Having separate functions for each type is not ideal, but it is quite common in the C programming language. Fortunately, we can use the _Generic macro to group these functions together.

#define print_bits(where, n) _Generic((n), \
                uint8_t: print_bits_uint8_t, \
                int8_t: print_bits_uint8_t, \
                uint16_t: print_bits_uint16_t, \
                int16_t: print_bits_uint16_t, \
                uint32_t: print_bits_uint32_t, \
                int32_t: print_bits_uint32_t, \
                uint64_t: print_bits_uint64_t, \
                int64_t: print_bits_uint64_t) \
            (where, n)

So now, we can simply call print_bits() regardless of the input type (Note: as long as the type is explicitly covered by a branch in the _Generic macro):

uint8_t a = 145;
uint16_t b = 1089;
uint32_t c = 30432;
int32_t d = 3232;

print_bits(stdout, a); printf("\n"); // works on uint8_t!
print_bits(stdout, b); printf("\n"); // works on uint16_t!
print_bits(stdout, c); printf("\n"); // works on uint32_t!
print_bits(stdout, d); printf("\n"); // works on int32_t!

// Output
// 10010001
// 0000010001000001
// 00000000000000000111011011100000
// 00000000000000000000110010100000

Masking

In low-level programming, bitwise masking involves manipulating the individual bits of a number (represented in binary) using the operations we described in the previous sections (&, |, ~, ^, >>, <<). A mask is simply a binary pattern used to extract or manipulate specific bits of a given value.

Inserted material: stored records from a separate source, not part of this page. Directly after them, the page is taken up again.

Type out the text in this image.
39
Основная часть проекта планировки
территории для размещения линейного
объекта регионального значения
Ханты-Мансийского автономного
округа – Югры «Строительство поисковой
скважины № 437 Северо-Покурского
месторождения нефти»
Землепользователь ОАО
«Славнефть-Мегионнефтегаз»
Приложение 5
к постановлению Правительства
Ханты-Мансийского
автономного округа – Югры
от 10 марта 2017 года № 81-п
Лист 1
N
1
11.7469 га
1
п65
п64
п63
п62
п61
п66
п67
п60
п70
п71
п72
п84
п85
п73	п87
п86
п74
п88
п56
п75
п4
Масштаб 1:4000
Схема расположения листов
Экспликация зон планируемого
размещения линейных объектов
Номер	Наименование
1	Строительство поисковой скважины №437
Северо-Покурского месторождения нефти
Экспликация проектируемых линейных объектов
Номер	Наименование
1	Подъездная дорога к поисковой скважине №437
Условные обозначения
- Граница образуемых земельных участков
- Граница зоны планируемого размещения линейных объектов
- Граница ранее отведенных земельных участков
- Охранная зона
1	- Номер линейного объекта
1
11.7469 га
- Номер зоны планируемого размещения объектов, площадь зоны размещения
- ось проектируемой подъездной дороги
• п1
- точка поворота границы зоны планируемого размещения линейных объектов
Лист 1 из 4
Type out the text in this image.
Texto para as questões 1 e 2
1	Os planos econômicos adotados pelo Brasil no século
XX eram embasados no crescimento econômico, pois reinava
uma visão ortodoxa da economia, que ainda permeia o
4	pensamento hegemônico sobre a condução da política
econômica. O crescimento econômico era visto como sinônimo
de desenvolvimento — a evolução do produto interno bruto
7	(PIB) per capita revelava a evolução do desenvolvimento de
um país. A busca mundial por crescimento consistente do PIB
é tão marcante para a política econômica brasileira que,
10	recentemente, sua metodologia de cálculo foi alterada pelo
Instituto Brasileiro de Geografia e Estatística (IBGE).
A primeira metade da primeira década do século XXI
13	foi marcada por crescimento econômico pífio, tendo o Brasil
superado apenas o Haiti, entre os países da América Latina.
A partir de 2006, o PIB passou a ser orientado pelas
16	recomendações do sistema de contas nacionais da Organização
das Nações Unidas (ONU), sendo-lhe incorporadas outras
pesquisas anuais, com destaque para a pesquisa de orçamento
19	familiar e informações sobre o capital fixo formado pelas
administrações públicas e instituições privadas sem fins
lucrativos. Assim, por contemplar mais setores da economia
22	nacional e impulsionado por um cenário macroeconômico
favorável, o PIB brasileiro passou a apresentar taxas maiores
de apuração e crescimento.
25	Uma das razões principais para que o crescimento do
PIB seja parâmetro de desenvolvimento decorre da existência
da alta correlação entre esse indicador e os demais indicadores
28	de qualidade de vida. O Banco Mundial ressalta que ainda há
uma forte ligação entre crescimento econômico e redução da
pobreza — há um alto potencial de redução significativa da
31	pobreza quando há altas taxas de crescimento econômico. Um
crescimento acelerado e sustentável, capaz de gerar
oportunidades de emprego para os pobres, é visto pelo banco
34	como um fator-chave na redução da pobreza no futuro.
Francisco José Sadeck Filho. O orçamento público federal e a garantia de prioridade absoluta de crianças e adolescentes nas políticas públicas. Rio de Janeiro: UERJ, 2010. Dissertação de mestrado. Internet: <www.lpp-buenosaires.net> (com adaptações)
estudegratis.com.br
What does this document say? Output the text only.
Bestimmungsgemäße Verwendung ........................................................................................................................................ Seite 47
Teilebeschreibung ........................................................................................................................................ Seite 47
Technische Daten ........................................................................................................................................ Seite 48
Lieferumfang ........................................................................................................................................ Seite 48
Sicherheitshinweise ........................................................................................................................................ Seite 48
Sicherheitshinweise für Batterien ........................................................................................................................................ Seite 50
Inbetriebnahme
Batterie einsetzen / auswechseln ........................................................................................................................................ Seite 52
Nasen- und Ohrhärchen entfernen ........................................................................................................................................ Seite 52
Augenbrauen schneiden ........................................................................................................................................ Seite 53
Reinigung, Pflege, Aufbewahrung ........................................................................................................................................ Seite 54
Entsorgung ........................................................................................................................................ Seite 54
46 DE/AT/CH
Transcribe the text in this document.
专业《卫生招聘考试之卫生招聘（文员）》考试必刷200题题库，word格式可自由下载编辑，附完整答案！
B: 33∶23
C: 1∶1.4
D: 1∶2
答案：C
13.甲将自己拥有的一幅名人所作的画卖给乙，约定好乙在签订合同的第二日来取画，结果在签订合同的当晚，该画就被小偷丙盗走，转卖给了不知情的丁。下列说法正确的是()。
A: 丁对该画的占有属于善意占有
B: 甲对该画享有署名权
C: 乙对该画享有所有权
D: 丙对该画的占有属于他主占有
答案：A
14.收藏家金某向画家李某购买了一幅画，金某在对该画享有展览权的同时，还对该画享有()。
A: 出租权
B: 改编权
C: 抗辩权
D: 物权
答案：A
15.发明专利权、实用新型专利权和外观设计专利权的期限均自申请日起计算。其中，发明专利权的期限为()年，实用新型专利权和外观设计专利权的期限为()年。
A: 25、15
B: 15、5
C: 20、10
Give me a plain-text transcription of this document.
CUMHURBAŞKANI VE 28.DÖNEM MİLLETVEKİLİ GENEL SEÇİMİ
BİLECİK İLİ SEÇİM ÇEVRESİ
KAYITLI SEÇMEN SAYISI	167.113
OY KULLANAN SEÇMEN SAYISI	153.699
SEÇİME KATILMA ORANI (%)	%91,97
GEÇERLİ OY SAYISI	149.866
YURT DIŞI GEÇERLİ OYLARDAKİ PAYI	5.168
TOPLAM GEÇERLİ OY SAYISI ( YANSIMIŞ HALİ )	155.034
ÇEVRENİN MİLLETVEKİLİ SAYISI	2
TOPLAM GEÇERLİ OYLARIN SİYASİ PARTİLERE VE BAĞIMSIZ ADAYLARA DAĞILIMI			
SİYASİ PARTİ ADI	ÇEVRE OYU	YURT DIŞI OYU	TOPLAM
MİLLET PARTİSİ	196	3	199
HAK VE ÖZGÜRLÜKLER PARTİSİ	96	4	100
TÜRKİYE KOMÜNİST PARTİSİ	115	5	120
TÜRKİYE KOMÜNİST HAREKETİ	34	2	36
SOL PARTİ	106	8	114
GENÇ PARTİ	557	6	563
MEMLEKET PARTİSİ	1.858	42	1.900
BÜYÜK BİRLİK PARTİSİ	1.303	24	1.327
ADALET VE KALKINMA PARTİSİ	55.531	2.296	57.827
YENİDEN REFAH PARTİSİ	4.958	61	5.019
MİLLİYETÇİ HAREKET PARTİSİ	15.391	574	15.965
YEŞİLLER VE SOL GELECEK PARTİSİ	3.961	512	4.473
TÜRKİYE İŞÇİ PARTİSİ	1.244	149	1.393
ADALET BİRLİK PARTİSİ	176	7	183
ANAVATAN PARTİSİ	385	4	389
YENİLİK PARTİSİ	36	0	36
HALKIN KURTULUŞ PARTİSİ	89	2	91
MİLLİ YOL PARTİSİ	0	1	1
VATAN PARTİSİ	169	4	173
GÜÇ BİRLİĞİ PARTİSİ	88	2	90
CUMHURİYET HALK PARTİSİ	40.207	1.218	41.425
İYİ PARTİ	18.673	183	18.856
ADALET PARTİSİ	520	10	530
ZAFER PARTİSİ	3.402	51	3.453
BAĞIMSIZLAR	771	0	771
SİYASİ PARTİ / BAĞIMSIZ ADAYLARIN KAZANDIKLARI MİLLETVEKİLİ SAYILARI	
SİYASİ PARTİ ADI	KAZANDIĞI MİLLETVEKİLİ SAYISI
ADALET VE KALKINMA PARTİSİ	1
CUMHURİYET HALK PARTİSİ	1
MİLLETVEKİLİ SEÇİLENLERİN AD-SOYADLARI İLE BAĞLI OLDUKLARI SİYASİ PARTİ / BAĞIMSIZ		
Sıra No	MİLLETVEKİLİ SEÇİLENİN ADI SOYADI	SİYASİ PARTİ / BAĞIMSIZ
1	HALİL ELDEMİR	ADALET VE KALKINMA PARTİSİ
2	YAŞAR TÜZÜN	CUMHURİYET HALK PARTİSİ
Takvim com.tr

Using bitmasking techniques, we can:

Let’s take a look at the previously defined function, print_bits_uint8_t, that prints the binary representation of a uint8_t:

void print_bits_uint8_t(FILE *out, uint8_t n) {
    fprintf(out, "%s%s", bit_rep[n >> 4], bit_rep[n & 0xFu]);
}

0xF is the mask we use to select the last 4 bits of n. This happens when we apply n & 0xF: all the 1 bits in the mask are used to extract information from n, while all the 0 bits in the mask discard information from n:

When creating a mask, we can write the pattern by hand using hexadecimal literals, or we can express it using powers of 2. For example, if you want a simple mask for a single bit at the $n$-th position, we can write: 1 << n. Mathematically, $2^n$ is equivalent to 1 << n:

We can also “flip” the mask using the ~(mask) operation:

To get a “contiguous” zone of 1s, we can subtract 1 from the corresponding power of two:

The power of masking - Pairwise Swap

In the famous book Cracking the Coding Interview, there’s an exercise where the reader is asked to swap the even bits with the odd bits inside a number:

If you ignore the requirement to use as few instructions as possible, our typical programmer’s reflex would be to:

Of course, a much more elegant solution uses bitwise operations and masking techniques. Spoiler alert: we will start with the actual solution, followed by an in-depth explanation:

uint16_t pairwise_swap(uint16_t n) {
    return ((n & 0xAAAAu) >> 1) | ((n & 0x5555u) << 1);
}

Cryptic, but simple:

uint16_t n = 0xBCDDu;
uint16_t n_ps = pairwise_swap(n);
print_bits(stdout, n); printf("\n");
print_bits(stdout, n_ps); printf("\n");

// Output
// 1011110011011101
// 0111110011101110

The key to understanding the solution lies in the patterns created by the binary numbers 0xAAAA and 0x5555. 0xAAAA selects all the even bits of n, while 0x5555 selects all the odd bits. If we put the numbers side by side, we can see that:

At this point, the information initially contained in the input number (n = 0xBCDD) is split into two halves:

Now we need to swap them. We will shift the even bits one position to the right (>> 1), and the odd bits one place to the left (<< 1), so they take each other’s original places. To recombine the two interlacing patterns back together, we use the bitwise OR (|) operation.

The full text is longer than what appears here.